THE furore on Can-One Bhd has yet to end, and not surprisingly so, considering there are now privatisation and merger possibilities apart from the company's ability to equity account Kian Joo Can Factory Bhd's earnings based on its 32.9% stake in the latter.
In response to a query by Bursa Malaysia on Can-One's major shareholders and friendly parties considering a privatisation or merger exercise with Kian Joo, the board of directors of Can-One pointed out that it has no knowledge of plans to do so.

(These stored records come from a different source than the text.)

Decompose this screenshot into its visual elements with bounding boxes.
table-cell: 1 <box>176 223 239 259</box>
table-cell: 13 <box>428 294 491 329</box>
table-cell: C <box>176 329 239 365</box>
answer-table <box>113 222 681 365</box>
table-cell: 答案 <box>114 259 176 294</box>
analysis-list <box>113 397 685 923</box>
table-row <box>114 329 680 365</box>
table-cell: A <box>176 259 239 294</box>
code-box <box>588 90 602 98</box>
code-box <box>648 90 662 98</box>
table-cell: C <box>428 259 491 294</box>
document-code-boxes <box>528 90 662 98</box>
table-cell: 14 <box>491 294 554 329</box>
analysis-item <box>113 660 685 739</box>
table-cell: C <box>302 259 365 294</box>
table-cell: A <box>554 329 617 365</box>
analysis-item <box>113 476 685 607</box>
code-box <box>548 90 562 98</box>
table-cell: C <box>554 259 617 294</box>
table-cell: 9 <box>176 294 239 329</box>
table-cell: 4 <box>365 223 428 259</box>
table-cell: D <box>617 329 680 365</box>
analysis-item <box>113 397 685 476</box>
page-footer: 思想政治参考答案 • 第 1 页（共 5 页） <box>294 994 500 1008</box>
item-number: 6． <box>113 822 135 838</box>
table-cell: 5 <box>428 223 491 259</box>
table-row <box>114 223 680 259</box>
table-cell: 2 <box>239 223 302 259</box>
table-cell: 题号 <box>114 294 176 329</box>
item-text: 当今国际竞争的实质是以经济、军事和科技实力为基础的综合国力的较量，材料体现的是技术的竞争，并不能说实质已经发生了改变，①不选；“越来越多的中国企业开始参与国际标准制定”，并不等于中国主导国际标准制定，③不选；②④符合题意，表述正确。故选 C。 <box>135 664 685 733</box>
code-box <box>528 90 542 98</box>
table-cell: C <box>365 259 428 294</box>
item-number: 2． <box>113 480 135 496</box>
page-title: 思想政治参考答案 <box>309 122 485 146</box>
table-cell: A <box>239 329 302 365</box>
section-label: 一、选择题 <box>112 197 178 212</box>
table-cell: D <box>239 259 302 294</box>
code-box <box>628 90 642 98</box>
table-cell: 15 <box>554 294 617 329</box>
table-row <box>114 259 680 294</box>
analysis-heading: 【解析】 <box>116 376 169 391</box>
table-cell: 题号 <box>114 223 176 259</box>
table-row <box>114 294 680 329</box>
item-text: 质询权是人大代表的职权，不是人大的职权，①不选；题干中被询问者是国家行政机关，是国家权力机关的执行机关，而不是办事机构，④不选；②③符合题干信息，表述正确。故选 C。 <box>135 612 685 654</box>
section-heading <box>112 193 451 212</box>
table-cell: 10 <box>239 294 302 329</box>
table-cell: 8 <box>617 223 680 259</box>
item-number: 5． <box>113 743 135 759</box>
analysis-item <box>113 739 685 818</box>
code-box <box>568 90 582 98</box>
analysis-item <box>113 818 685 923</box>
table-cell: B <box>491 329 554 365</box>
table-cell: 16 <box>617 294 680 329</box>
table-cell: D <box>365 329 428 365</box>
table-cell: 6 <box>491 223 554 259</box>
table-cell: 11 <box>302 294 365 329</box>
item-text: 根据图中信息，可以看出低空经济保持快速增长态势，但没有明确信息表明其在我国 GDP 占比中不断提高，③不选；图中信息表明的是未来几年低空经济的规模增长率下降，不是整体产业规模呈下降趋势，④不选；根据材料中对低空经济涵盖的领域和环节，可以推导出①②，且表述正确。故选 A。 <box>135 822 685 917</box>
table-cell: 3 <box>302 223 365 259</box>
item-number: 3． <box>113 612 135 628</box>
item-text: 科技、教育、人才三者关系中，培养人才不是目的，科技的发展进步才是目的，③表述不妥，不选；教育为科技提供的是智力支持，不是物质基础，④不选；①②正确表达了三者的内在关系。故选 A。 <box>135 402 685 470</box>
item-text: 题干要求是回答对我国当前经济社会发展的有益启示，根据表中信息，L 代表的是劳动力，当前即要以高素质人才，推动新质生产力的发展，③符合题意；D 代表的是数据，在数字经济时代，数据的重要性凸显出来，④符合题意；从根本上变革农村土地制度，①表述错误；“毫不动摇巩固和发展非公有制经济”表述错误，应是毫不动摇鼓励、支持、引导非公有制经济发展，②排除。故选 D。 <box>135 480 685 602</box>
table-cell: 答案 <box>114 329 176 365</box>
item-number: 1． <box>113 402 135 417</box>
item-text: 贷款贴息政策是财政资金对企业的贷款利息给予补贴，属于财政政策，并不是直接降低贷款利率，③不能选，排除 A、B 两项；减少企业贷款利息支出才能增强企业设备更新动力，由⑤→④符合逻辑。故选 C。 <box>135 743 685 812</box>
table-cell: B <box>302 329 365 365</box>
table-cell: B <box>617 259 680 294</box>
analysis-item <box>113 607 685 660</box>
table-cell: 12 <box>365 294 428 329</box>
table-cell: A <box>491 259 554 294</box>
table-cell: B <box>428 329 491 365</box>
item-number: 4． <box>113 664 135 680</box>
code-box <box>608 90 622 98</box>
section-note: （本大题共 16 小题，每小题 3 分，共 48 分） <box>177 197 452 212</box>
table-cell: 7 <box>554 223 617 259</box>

The announcement to Bursa could simply mean that the board has not been served with takeover papers. Furthermore, it is likely that Can-One's major shareholder, Yeoh Jin Hoe has yet to inform the board of his plans.
Boost to Can-One
Nonetheless, with the 32.9% stake in Kian Joo, it is a huge boost to Can-One, considering that Kian Joo's net profit is approximately four times (x) its own net profit.
For the nine months to Sept 30, 2011, Kian Joo's net profit was RM89.75mil compared with Can-One's RM20.01mil.
In terms of market capitalisation, Kian Joo is more than three times larger than Can-One at RM923.87mil compared with Can-One's RM271.27mil.
“As it is now able to equity account Kian Joo's earnings, Can-One's valuations looks better.
“Based on the estimated earnings of both Kian Joo and Can-One for their financial year (FY) ending Dec 31, it is more compelling for the major shareholders of Can-One to take it private,” said the source.
Last week, the Federal Court ruled in favour of the liquidators of Kian Joo Holdings Sdn Bhd (KJH) to proceed with the sale of 146.13 million Kian Joo shares held by KJH to Can-One for RM241.12mil, or RM1.65 per share.
KJH is the vehicle of Kian Joo's founding See family.
To recap, Can-One won the tender to purchase the 32% stake in 2009. However, over the last two years it was in dispute with the See family, who owned substantial stakes in Kian Joo.
It had tried to stop Can-One from taking control of the company.
Certainly, with Can-One being able to recognise Kian Joo's earnings, there is incentive for the major shareholder of Can-One to take advantage of the current cheap valuations of Can-One.
“Right now, whoever wants control of Kian Joo needs to be in control of Can-One,” said the source.
An analyst added that should a privatisation be on the cards, the See family might try to fight back, but it would be an expensive exercise.
“Their stake in Kian Joo is less than 10%. Also, to call for a general offer, would be costly, not just because they don't have a controlling stake, but also because they would need to do it at higher levels than its current share price of RM2.08.
“Furthermore, Can-One would probably retaliate by buying up more shares at a much lower capital outlay,” said the analyst.
What if Kian Joo attempts to take control of Can-One? This would prove to be a more difficult route, as the controlling shareholder, along with his friendly parties, already own a big portion of Can-One.
The largest shareholder of Can-One is its managing director Yeoh, who owns a 29.63% stake, while the second largest shareholder is Koperasi Permodalan Felda Bhd with a 13.54% stake.
The analyst estimated Kian Joo's full year earnings for last year at RM125mil, implying a year-on-year earnings growth of 55.1%.
“Based on indications from management, we gather that Kian Joo should be able to achieve a net profit of RM150mil, implying a 25% net profit growth.
“This is on the back of stronger contribution from its new two-piece line (where it had spent capital expenditure of RM75mil), contribution from its Vietnam joint ventures and tighter control of operating expense,” said the analyst.
In the case of Can-One, the analyst was assuming an interest cost of 7% on the RM240mil loan raised to acquire the 32.9% stake.
This means that interest expense for the loan would be RM16mil, thus bringing its 2012 interest expense to RM22mil.
The analyst was assuming a 10% growth for Can-One's 2012 operating profit at about RM46mil.
After deducting tax and interest expense and taking into account the RM50mil (equity accounting from Kian Joo), FY12 full year net profit should be RM69mil.
At Can-One's current outstanding shares of 154 million, the estimated earnings per share for FY12 is 45 sen, which means Can One is trading at a price earnings ratio of 4.02 times.
Can-One was involved in a dispute with the See family, who holds substantial stakes in Kian Joo. Can-One had tried and succeeded in acquiring a 32.9% stake in Kian Joo for RM241.1mil or RM1.65 ashare.
This 32.9% stake belonged to Kian Joo Holdings Sdn Bhd, which was the major shareholder of Kian Joo.
Due to a feud between the See siblings, the family liquidated the holding company in the 1990s.
It was put up for tender by the liquidator, KPMG Corporate Services Sdn Bhd amid a dispute among the See brothers Kian Joo managing director See Teow Chuan and executive director Datuk Anthony See Teow Guan.
Following an open tender, the family's plans were foiled when Can-One International Sdn Bhd, a unit of Can-One, won the rights to take up a 32.9% strategic stake or 146.13 million shares in Kian Joo for RM241.12mil.